Secondo l’istante trattasi
di una superficie di terreno erronea-mente conglobata nel corso della procedura
di impianto della nuova mappa fotogrammetrica nella particella no. __________
dei convenuti, i quali ne risultano così indebitamente proprietari.
A comprova della
fondatezza dell’azione di rivendicazione l’istante si fonda sulla divergenza
esistente tra la superficie del suo fondo risultante dall’estratto censuario
(58 mq) e l’effettiva superficie del medesimo (55.36 mq come attesta la perizia
12 giugno 1994 dell’ing. __________).
I convenuti si sono
opposti alla pretesa avversaria osservando come l’istante non abbia a tempo debito,
ossia entro il termine perentorio di cui all'art. 88 LGRF, contestato la
misurazione fotogrammetrica che deve quindi ritenersi definitiva. Sottolineano
inoltre di aver sempre utilizzato la scala controversa ritenendosi legittimi
proprietari della stessa.
-
Con il querelato
giudizio il giudice di pace - che già si era occupato della di posa dei termini
tra i fondi di proprietà delle parti - dopo aver accertato e confermato il
carattere definitivo della terminazione dei confini tra queste due particelle,
ha concluso alla reiezione dell'istanza. L'istanza è stata respinta anche per
il fatto che dalle risultanze istruttorie non è emersa la prova secondo la
quale metà della scala censita nella particella n. __________ dei convenuti
sarebbe di proprietà dell'istante.
-
Con il presente
tempestivo gravame __________ è insorta contro il predetto giudizio
postulandone l’annullamento sulla base dei titoli di cassazione di cui alle
lettere e) e g) dell’art. 327 CPC e il conseguente rinvio per nuovo giudizio.

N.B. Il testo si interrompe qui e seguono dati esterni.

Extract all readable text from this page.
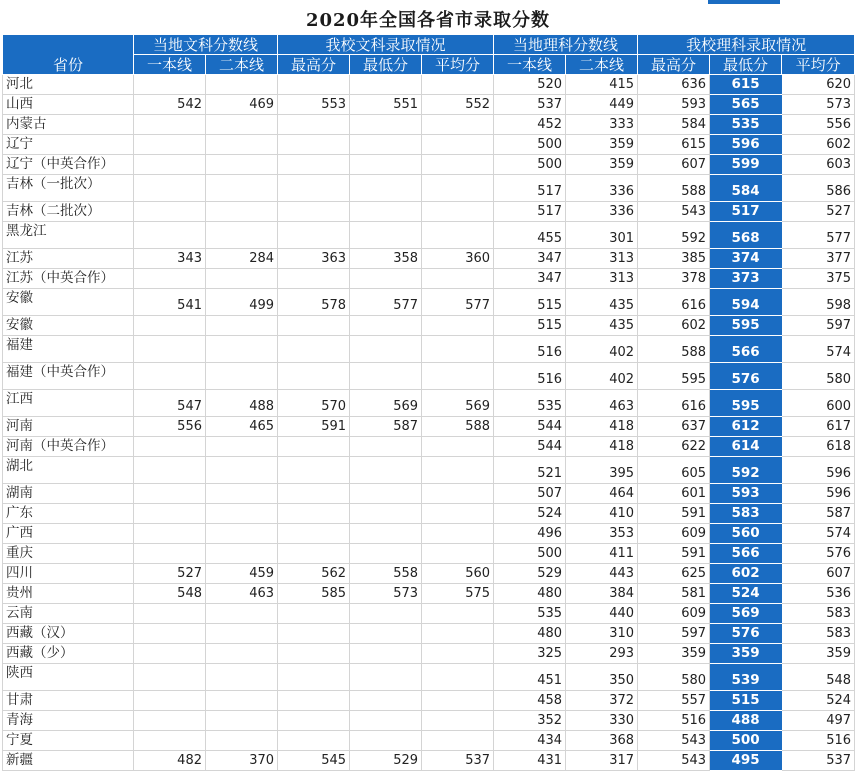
2020年全国各省市录取分数
省份	当地文科分数线		我校文科录取情况			当地理科分数线		我校理科录取情况		
	一本线	二本线	最高分	最低分	平均分	一本线	二本线	最高分	最低分	平均分
河北						520	415	636	615	620
山西	542	469	553	551	552	537	449	593	565	573
内蒙古						452	333	584	535	556
辽宁						500	359	615	596	602
辽宁（中英合作）						500	359	607	599	603
吉林（一批次）						517	336	588	584	586
吉林（二批次）						517	336	543	517	527
黑龙江						455	301	592	568	577
江苏	343	284	363	358	360	347	313	385	374	377
江苏（中英合作）						347	313	378	373	375
安徽	541	499	578	577	577	515	435	616	594	598
安徽						515	435	602	595	597
福建						516	402	588	566	574
福建（中英合作）						516	402	595	576	580
江西	547	488	570	569	569	535	463	616	595	600
河南	556	465	591	587	588	544	418	637	612	617
河南（中英合作）						544	418	622	614	618
湖北						521	395	605	592	596
湖南						507	464	601	593	596
广东						524	410	591	583	587
广西						496	353	609	560	574
重庆						500	411	591	566	576
四川	527	459	562	558	560	529	443	625	602	607
贵州	548	463	585	573	575	480	384	581	524	536
云南						535	440	609	569	583
西藏（汉）						480	310	597	576	583
西藏（少）						325	293	359	359	359
陕西						451	350	580	539	548
甘肃						458	372	557	515	524
青海						352	330	516	488	497
宁夏						434	368	543	500	516
新疆	482	370	545	529	537	431	317	543	495	537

Dal punto di vista procedurale la ricorrente lamenta innanzi tutto il mancato
allestimento della perizia giudiziaria da lei richiesta nell’istanza. Nel
merito rimprovera al primo giudice di aver arbitrariamente valutato le
risultanze istruttorie, in particolare le prove documentali dalle quali si
evince una discrepanza a suo sfavore tra i dati contenuti nell'estratto
censuario e quelli risultanti dalla mappa, nonchè l’errore commesso dal
geometra ing. _________ nella misurazione della sua particella essendosi questi
riferito a un documento privo di qualsiasi valore giuridico, quale il rilievo
del catasto stradale.
Con osservazioni 22 maggio
1995 la controparte postula la reiezione del gravame.
- Giusta l’art. 327
lett. e CPC, disposto che censura la violazione del diritto di essere sentito,
una sentenza del giudice di pace o del pretore può essere annullata se a una
parte sono stati arbitrariamente rifiutati i necessari mezzi di prova.
Il diritto di essere
sentito delle parti comprende infatti, oltre alla facoltà di esprimersi prima
che una decisione sia presa, anche quella di indicare prove sui fatti rilevanti
per il giudizio, di parte-cipare alla loro assunzione e di determinarsi al loro
proposito (DTF 117 Ia 268 consid. 4b; 116 Ia 99 consid. b, 115 Ia 11 consid.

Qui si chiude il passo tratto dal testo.